One of my hobbies for the past while has been Taylor and Maclaurin series. I understand that since $ f(x)=\sqrt x $ isn't analytic at zero, we can't make a Maclaurin series expansion for it.
However, after some playing around, I was able to construct a Maclaurin series which closely approximates square root of x. It isn't obvious to me why this function should exist (I tried searching for it), and I was hoping someone more knowledgeable could explain, or point me in the right direction at the very least. The function is: $$f(x)= \frac{1}{\sqrt \pi} \sum_{n=0}^{\infty}\frac{x^n (-1)^n}{n! (1-2n)}$$ Here's a plot for reference 🙂 Approximate Maclaurin series for sqrt(x)
Edits after some insight from Goncalo, I think I understand. I'll construct the approximation, but first some foreground
The $\sqrt x \operatorname{erf}(\sqrt x) $ term seemed mysterious, and led me down a rabbit hole. I initally assumed that given an analytic function $ f(x) $, $ f(\sqrt x)$ wouldn't have a Maclaurin series representation because $ \sqrt x $ isn't analytic at zero.
However, as long as $ f(x) $ is an even function, we're in luck! Consider $$ f(x) = \cos(\sqrt x) $$ We could write this as
$$ \cos(\sqrt x) = \sum_{n=0}^{\infty} \frac{x^\frac{n}{2} \operatorname{t}(n)}{n!} $$ Where
$ \operatorname{t}(n) = \cos(\frac{\pi}{2}n)$
Now, since cosine is an even function, all the fractional power terms are cancelled (!!), meaning we can rearrange to
$$ \cos(\sqrt x) = \sum_{n=0}^{\infty} \frac{x^n \operatorname{t}(2n)}{n! \operatorname{P}(n,2n)} $$
Where $\operatorname{P}(k,x)$ is the falling factorial:
$$ \operatorname{P}(k,x) = \prod_{m=0}^{k-1}x-m$$ Interestingly, this lets us find values for imaginary numbers, and smoothly extends the domain for $ \cos(\sqrt x) $ into the negative reals.
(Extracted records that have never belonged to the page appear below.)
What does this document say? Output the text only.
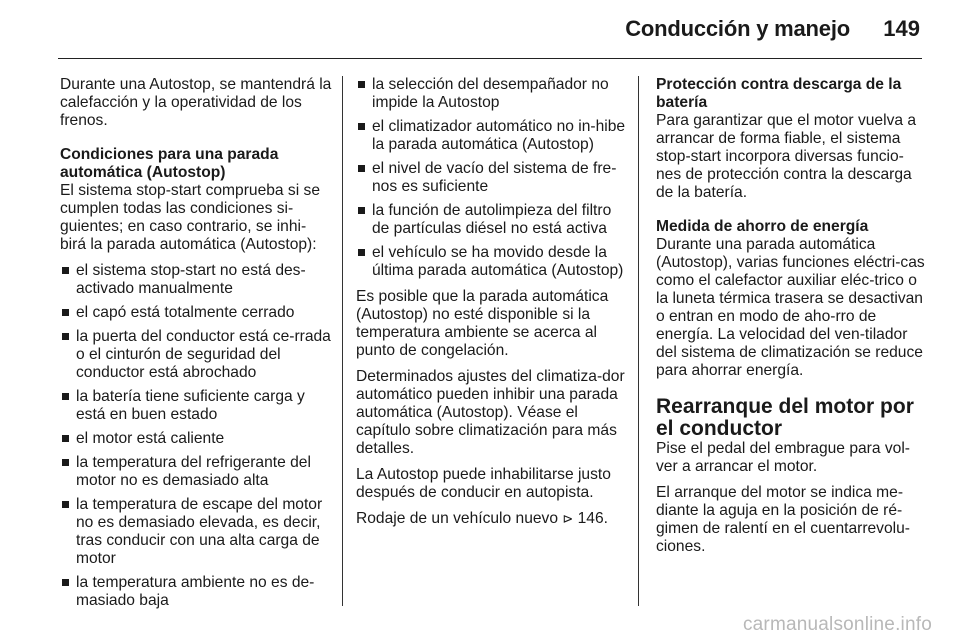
Conducción y manejo 149

Durante una Autostop, se mantendrá la calefacción y la operatividad de los frenos.

Condiciones para una parada automática (Autostop)

El sistema stop-start comprueba si se cumplen todas las condiciones si-guientes; en caso contrario, se inhi-birá la parada automática (Autostop):

el sistema stop-start no está des-activado manualmente
el capó está totalmente cerrado
la puerta del conductor está ce-rrada o el cinturón de seguridad del conductor está abrochado
la batería tiene suficiente carga y está en buen estado
el motor está caliente
la temperatura del refrigerante del motor no es demasiado alta
la temperatura de escape del motor no es demasiado elevada, es decir, tras conducir con una alta carga de motor
la temperatura ambiente no es de-masiado baja
la selección del desempañador no impide la Autostop
el climatizador automático no in-hibe la parada automática (Autostop)
el nivel de vacío del sistema de fre-nos es suficiente
la función de autolimpieza del filtro de partículas diésel no está activa
el vehículo se ha movido desde la última parada automática (Autostop)

Es posible que la parada automática (Autostop) no esté disponible si la temperatura ambiente se acerca al punto de congelación.

Determinados ajustes del climatiza-dor automático pueden inhibir una parada automática (Autostop). Véase el capítulo sobre climatización para más detalles.

La Autostop puede inhabilitarse justo después de conducir en autopista.

Rodaje de un vehículo nuevo ⊳ 146.

Protección contra descarga de la batería

Para garantizar que el motor vuelva a arrancar de forma fiable, el sistema stop-start incorpora diversas funcio-nes de protección contra la descarga de la batería.

Medida de ahorro de energía

Durante una parada automática (Autostop), varias funciones eléctri-cas como el calefactor auxiliar eléc-trico o la luneta térmica trasera se desactivan o entran en modo de aho-rro de energía. La velocidad del ven-tilador del sistema de climatización se reduce para ahorrar energía.

Rearranque del motor por el conductor

Pise el pedal del embrague para vol-ver a arrancar el motor.

El arranque del motor se indica me-diante la aguja en la posición de ré-gimen de ralentí en el cuentarrevolu-ciones.

carmanualsonline.info
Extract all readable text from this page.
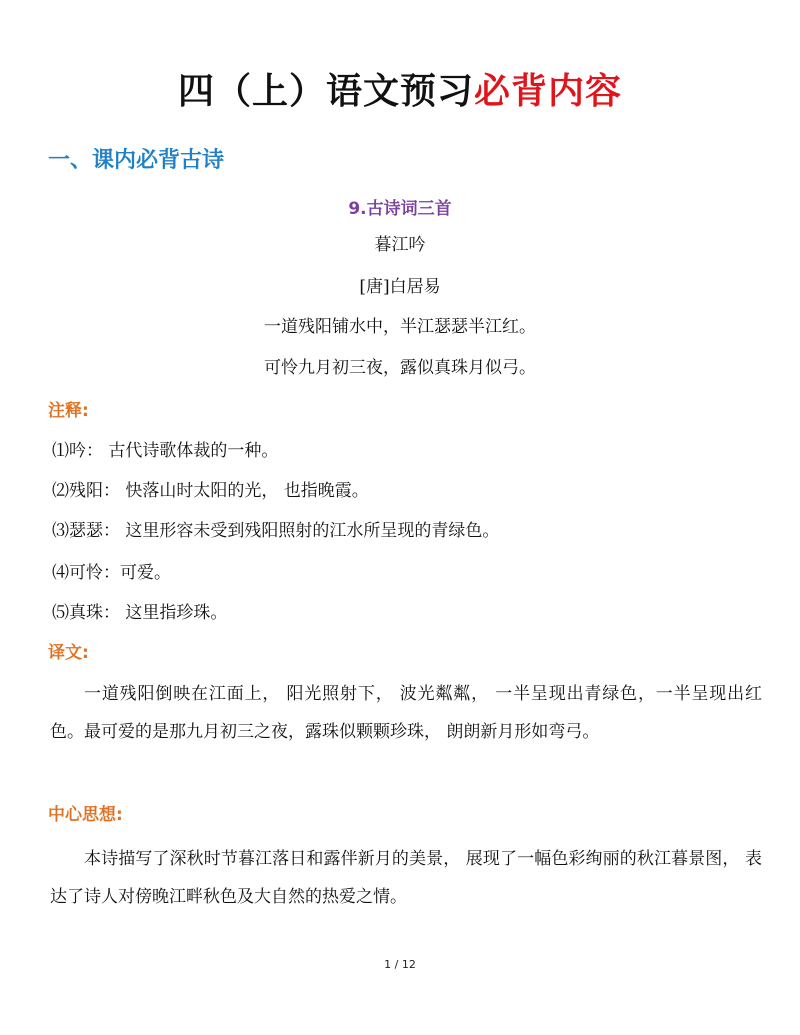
四（上）语文预习必背内容
一、课内必背古诗
9.古诗词三首
暮江吟
[唐]白居易
一道残阳铺水中，半江瑟瑟半江红。
可怜九月初三夜，露似真珠月似弓。
注释:
⑴吟： 古代诗歌体裁的一种。
⑵残阳： 快落山时太阳的光， 也指晚霞。
⑶瑟瑟： 这里形容未受到残阳照射的江水所呈现的青绿色。
⑷可怜：可爱。
⑸真珠： 这里指珍珠。
译文:
一道残阳倒映在江面上， 阳光照射下， 波光粼粼， 一半呈现出青绿色，一半呈现出红色。最可爱的是那九月初三之夜，露珠似颗颗珍珠， 朗朗新月形如弯弓。
中心思想:
本诗描写了深秋时节暮江落日和露伴新月的美景， 展现了一幅色彩绚丽的秋江暮景图， 表达了诗人对傍晚江畔秋色及大自然的热爱之情。
1 / 12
We can use this trick on the integral of $ \operatorname{erf}(x) $ like so. First, set up this ugly but useful Maclaurin series, which represents the J$ _{th} $ integral of the Gaussian $ e^{-x^2} $
$$ \operatorname{t}(n,J) = \left\{n+\operatorname{mod}\left(J,2\right)=1:0,\frac{\cos\left(\frac{\pi}{2}\left(n-J\right)\right)P\left(\frac{n+1-J}{2},n+1-J\right)}{n+1-J}\right\} $$
Let $ \operatorname{even}(x) = \sum_{n=0}^{\infty}\frac{x^n t(n,2)}{n!} $. This is the second integral of the Gaussian.
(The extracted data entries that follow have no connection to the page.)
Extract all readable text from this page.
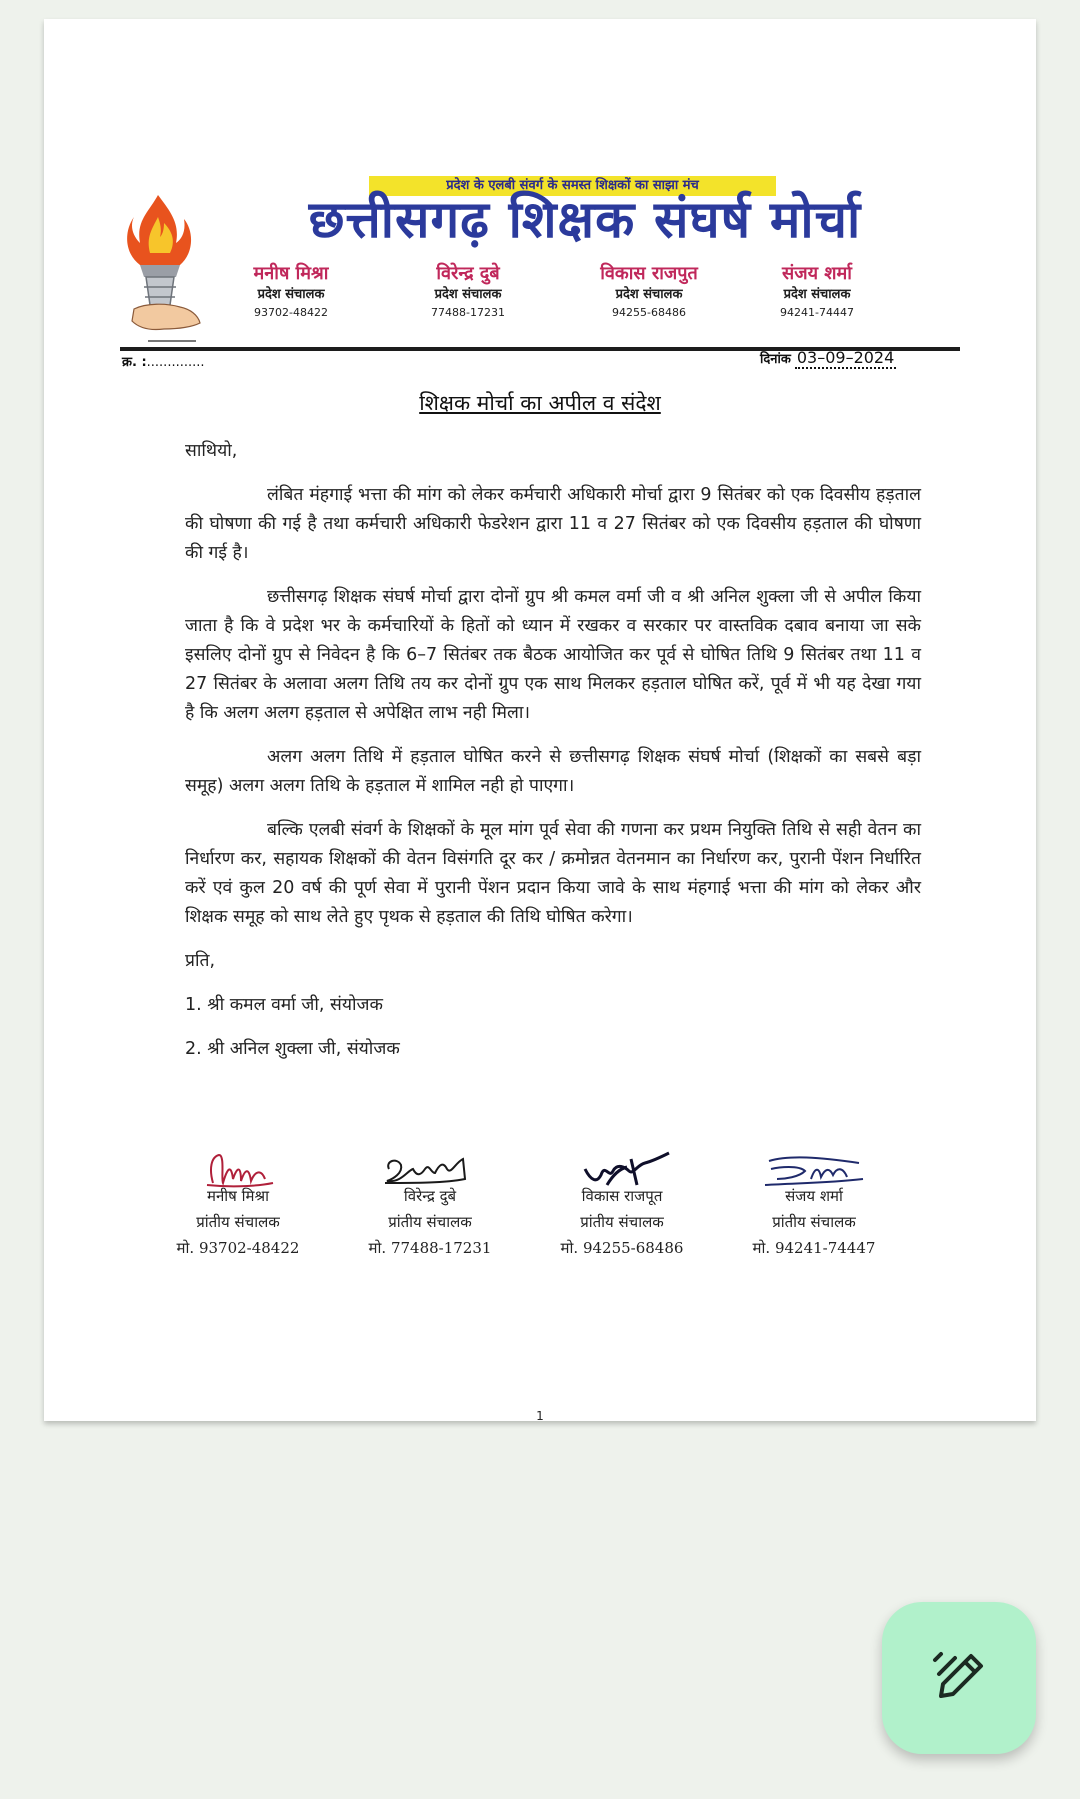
प्रदेश के एलबी संवर्ग के समस्त शिक्षकों का साझा मंच
छत्तीसगढ़ शिक्षक संघर्ष मोर्चा
मनीष मिश्रा
प्रदेश संचालक
93702-48422
विरेन्द्र दुबे
प्रदेश संचालक
77488-17231
विकास राजपुत
प्रदेश संचालक
94255-68486
संजय शर्मा
प्रदेश संचालक
94241-74447
क्र. :..............	दिनांक 03–09–2024
शिक्षक मोर्चा का अपील व संदेश

साथियो,

लंबित मंहगाई भत्ता की मांग को लेकर कर्मचारी अधिकारी मोर्चा द्वारा 9 सितंबर को एक दिवसीय हड़ताल की घोषणा की गई है तथा कर्मचारी अधिकारी फेडरेशन द्वारा 11 व 27 सितंबर को एक दिवसीय हड़ताल की घोषणा की गई है।

छत्तीसगढ़ शिक्षक संघर्ष मोर्चा द्वारा दोनों ग्रुप श्री कमल वर्मा जी व श्री अनिल शुक्ला जी से अपील किया जाता है कि वे प्रदेश भर के कर्मचारियों के हितों को ध्यान में रखकर व सरकार पर वास्तविक दबाव बनाया जा सके इसलिए दोनों ग्रुप से निवेदन है कि 6–7 सितंबर तक बैठक आयोजित कर पूर्व से घोषित तिथि 9 सितंबर तथा 11 व 27 सितंबर के अलावा अलग तिथि तय कर दोनों ग्रुप एक साथ मिलकर हड़ताल घोषित करें, पूर्व में भी यह देखा गया है कि अलग अलग हड़ताल से अपेक्षित लाभ नही मिला।

अलग अलग तिथि में हड़ताल घोषित करने से छत्तीसगढ़ शिक्षक संघर्ष मोर्चा (शिक्षकों का सबसे बड़ा समूह) अलग अलग तिथि के हड़ताल में शामिल नही हो पाएगा।

बल्कि एलबी संवर्ग के शिक्षकों के मूल मांग पूर्व सेवा की गणना कर प्रथम नियुक्ति तिथि से सही वेतन का निर्धारण कर, सहायक शिक्षकों की वेतन विसंगति दूर कर / क्रमोन्नत वेतनमान का निर्धारण कर, पुरानी पेंशन निर्धारित करें एवं कुल 20 वर्ष की पूर्ण सेवा में पुरानी पेंशन प्रदान किया जावे के साथ मंहगाई भत्ता की मांग को लेकर और शिक्षक समूह को साथ लेते हुए पृथक से हड़ताल की तिथि घोषित करेगा।

प्रति,

1. श्री कमल वर्मा जी, संयोजक

2. श्री अनिल शुक्ला जी, संयोजक

मनीष मिश्रा
प्रांतीय संचालक
मो. 93702-48422
विरेन्द्र दुबे
प्रांतीय संचालक
मो. 77488-17231
विकास राजपूत
प्रांतीय संचालक
मो. 94255-68486
संजय शर्मा
प्रांतीय संचालक
मो. 94241-74447
1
Notice that if you normalize this function like so: $\frac{1}{\sqrt \pi}(2\operatorname{even}(x)-1)$ , it approximates $\operatorname{y}=x$. But we'll leave it for now.
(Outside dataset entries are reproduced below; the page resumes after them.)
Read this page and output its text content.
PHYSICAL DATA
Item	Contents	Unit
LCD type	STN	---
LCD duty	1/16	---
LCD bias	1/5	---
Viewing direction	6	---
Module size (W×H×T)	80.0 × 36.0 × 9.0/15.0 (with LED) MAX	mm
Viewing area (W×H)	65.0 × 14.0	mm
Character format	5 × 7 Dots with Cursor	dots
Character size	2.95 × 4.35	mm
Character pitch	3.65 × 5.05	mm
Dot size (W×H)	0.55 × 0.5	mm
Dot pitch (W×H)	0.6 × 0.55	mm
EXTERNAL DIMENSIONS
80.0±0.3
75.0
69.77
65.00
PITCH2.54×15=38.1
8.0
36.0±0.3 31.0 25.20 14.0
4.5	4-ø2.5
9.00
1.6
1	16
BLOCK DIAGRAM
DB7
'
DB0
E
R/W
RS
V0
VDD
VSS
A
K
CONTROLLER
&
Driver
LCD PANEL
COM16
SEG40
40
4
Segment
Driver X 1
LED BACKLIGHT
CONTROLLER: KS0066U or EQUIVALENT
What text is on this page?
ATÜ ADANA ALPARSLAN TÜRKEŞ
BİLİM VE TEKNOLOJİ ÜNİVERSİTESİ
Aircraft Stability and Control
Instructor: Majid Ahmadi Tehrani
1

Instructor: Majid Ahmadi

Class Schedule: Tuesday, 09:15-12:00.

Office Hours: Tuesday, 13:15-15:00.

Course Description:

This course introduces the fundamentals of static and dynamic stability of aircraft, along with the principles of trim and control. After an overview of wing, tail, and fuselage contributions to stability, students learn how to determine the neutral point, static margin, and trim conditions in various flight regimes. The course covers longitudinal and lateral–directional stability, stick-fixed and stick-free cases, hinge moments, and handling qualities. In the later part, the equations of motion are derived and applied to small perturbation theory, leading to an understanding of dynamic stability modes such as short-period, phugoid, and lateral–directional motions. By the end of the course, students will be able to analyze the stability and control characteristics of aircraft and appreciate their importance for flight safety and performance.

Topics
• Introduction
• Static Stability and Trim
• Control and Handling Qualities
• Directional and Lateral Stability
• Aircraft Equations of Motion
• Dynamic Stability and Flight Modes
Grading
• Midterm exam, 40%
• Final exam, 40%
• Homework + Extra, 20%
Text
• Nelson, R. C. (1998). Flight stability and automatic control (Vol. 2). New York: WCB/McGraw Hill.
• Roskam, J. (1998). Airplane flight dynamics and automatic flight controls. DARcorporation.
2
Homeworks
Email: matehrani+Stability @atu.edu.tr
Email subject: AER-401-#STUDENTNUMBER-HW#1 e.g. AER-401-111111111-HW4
Since $ \operatorname{even}(x) $ is an even function, we can use our trick to find $ \operatorname{even}(\sqrt x) $
We'll set up a new Maclaurin series based on our first one:
$$ \operatorname{u}(n) = \frac{\operatorname{t}(2n, 2)}{P(n,2n)} $$
Now, we have $ \operatorname{even}(\sqrt x)=\sum_{n=0}^{\infty}\frac{x^n \operatorname{u}(n)}{n!}$
All that's left to do is normalize, and we get
$$ \frac{1}{\sqrt \pi}(2\sum_{n=0}^\infty\frac{x^n \operatorname{u}(n)}{n!}-1) \approx \sqrt x $$
If anyone finds this interesting, here's a Desmos demo
Best Answer
According to WolframAlpha, your series is equal to the function $$ g(x)=\sqrt{x}\,\text{erf}(\sqrt{x})+\frac{e^{-x}}{\sqrt{\pi}}, \tag{1} $$ where $\text{erf}$ is the error function. Its asymptoptic series is given by $$ \text{erf}(x)\sim 1-\frac{e^{-x^2}}{\sqrt{\pi}}\left(\frac{1}{x}-\frac{1}{2x^3}+O\left(\frac{1}{x^5}\right)\right)\qquad(x\gg 1). \tag{2} $$ Substituting $x$ with $\sqrt{x}$ in $(2)$ and plugging the resut in $(1)$ yields $$ g(x)\sim\sqrt{x}+\frac{e^{-x}}{\sqrt{\pi}}\left(\frac{1}{2x}+O\left(\frac{1}{x^2}\right)\right)\qquad(x\gg 1), \tag{1} $$ which explains why your series is a good approximation to $\sqrt{x}$ for $x\gg 1$.